NAME
Lavoco::Web::Editor - Experimental framework with two constraints: FastCGI and Template::Toolkit to edit flat files.
VERSION
Version 0.03
SYNOPSIS
Framework to run small web app to edit flat files, running as a FastCGI application.
use Lavoco::Web::Editor;
my $editor = Lavoco::Web::Editor->new( name => 'Example editor' );
my $action = lc( $ARGV[0] ); # (start|stop|restart)
$editor->$action;
METHODS
Class Methods
new
Creates a new instance of the web-app editor object.
Attributes
name
The identifier for the web-app, used as the FastCGI-process title.
base
The base directory of the application, detected using FindBin.
processes
Number of FastCGI process to spawn, 5 by default.
filename
Filename for the config file, default is editor.json and only JSON is currently supported.
config
The config as a hash-reference.
Instance Methods
start
Starts the FastCGI daemon. Performs basic checks of your environment and dies if there's a problem.
stop
Stops the FastCGI daemon.
restart
Restarts the FastCGI daemon, with a 1 second delay between stopping and starting.
CONFIGURATION
The editor app should be a simple Perl script in a folder with the following structure:
editor.pl # see the synopsis
editor.json # config, see below
editor.pid # generated, to control the process
editor.sock # generated, to accept incoming FastCGI connections
logs/
The config file is read for each and every request, this makes adding new pages easy, without the need to restart the application - you can edit its own config file.

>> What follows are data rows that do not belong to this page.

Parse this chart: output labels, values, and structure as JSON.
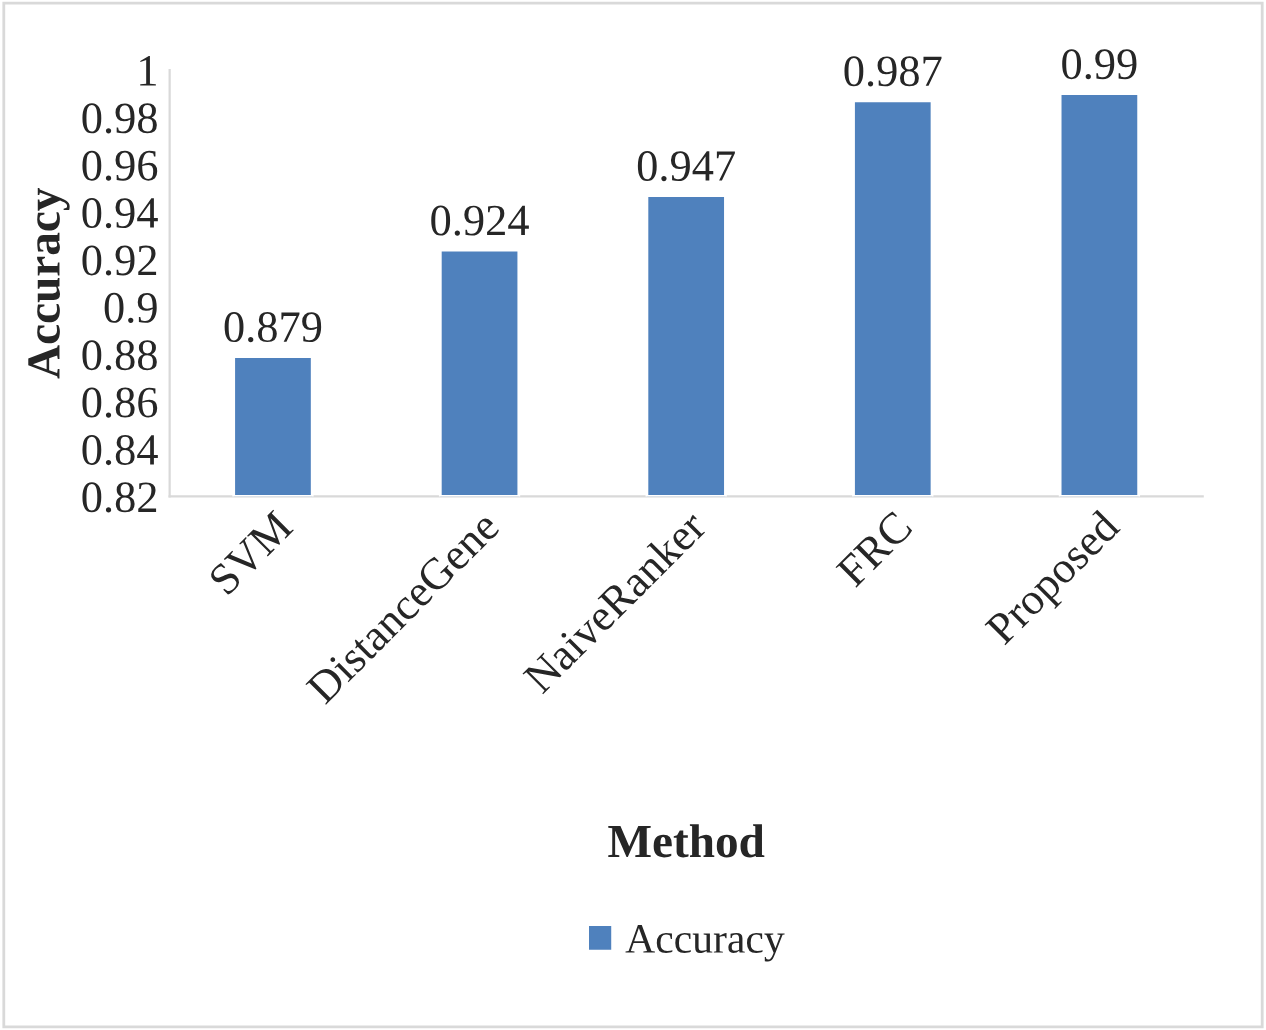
{
  "chart_data": {
    "type": "bar",
    "xlabel": "Method",
    "ylabel": "Accuracy",
    "categories": [
      "SVM",
      "DistanceGene",
      "NaiveRanker",
      "FRC",
      "Proposed"
    ],
    "series": [
      {
        "name": "Accuracy",
        "color": "#4f81bd",
        "values": [
          0.879,
          0.924,
          0.947,
          0.987,
          0.99
        ]
      }
    ],
    "ylim": [
      0.82,
      1
    ],
    "yticks": [
      0.82,
      0.84,
      0.86,
      0.88,
      0.9,
      0.92,
      0.94,
      0.96,
      0.98,
      1
    ],
    "data_labels": true,
    "legend": "bottom",
    "grid": false
  }
}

The config file should be placed in the base directory of your editor application.
See the examples directory for a sample JSON config file, something like the following...
{
"password" : "foo",
"salt" : "abc123",
"folders" : [
"templates/content/organic",
"templates/content/store"
],
"files" : [
"app.json",
"site/style.css"
]
}
Two fields which drive the editor are folders and files, each of which is an array of paths, all relative to $editor->base.
Files in the folders are all editable, but not sub-directories, you need to add those separately.
If the field for password exists in the config, then this will be requested before a user can access the index page (listing all files that can be edited).
When using a password, a salt is also required, just create a random string, it's concatenated to the password before SHA-hashing and setting as a cookie.
TODO
Allow absolute paths to any part of the filesystem?
AUTHOR
Rob Brown, <rob at intelcompute.com>
LICENSE AND COPYRIGHT
Copyright 2014 Rob Brown.
This program is free software; you can redistribute it and/or modify it under the terms of either: the GNU General Public License as published by the Free Software Foundation; or the Artistic License.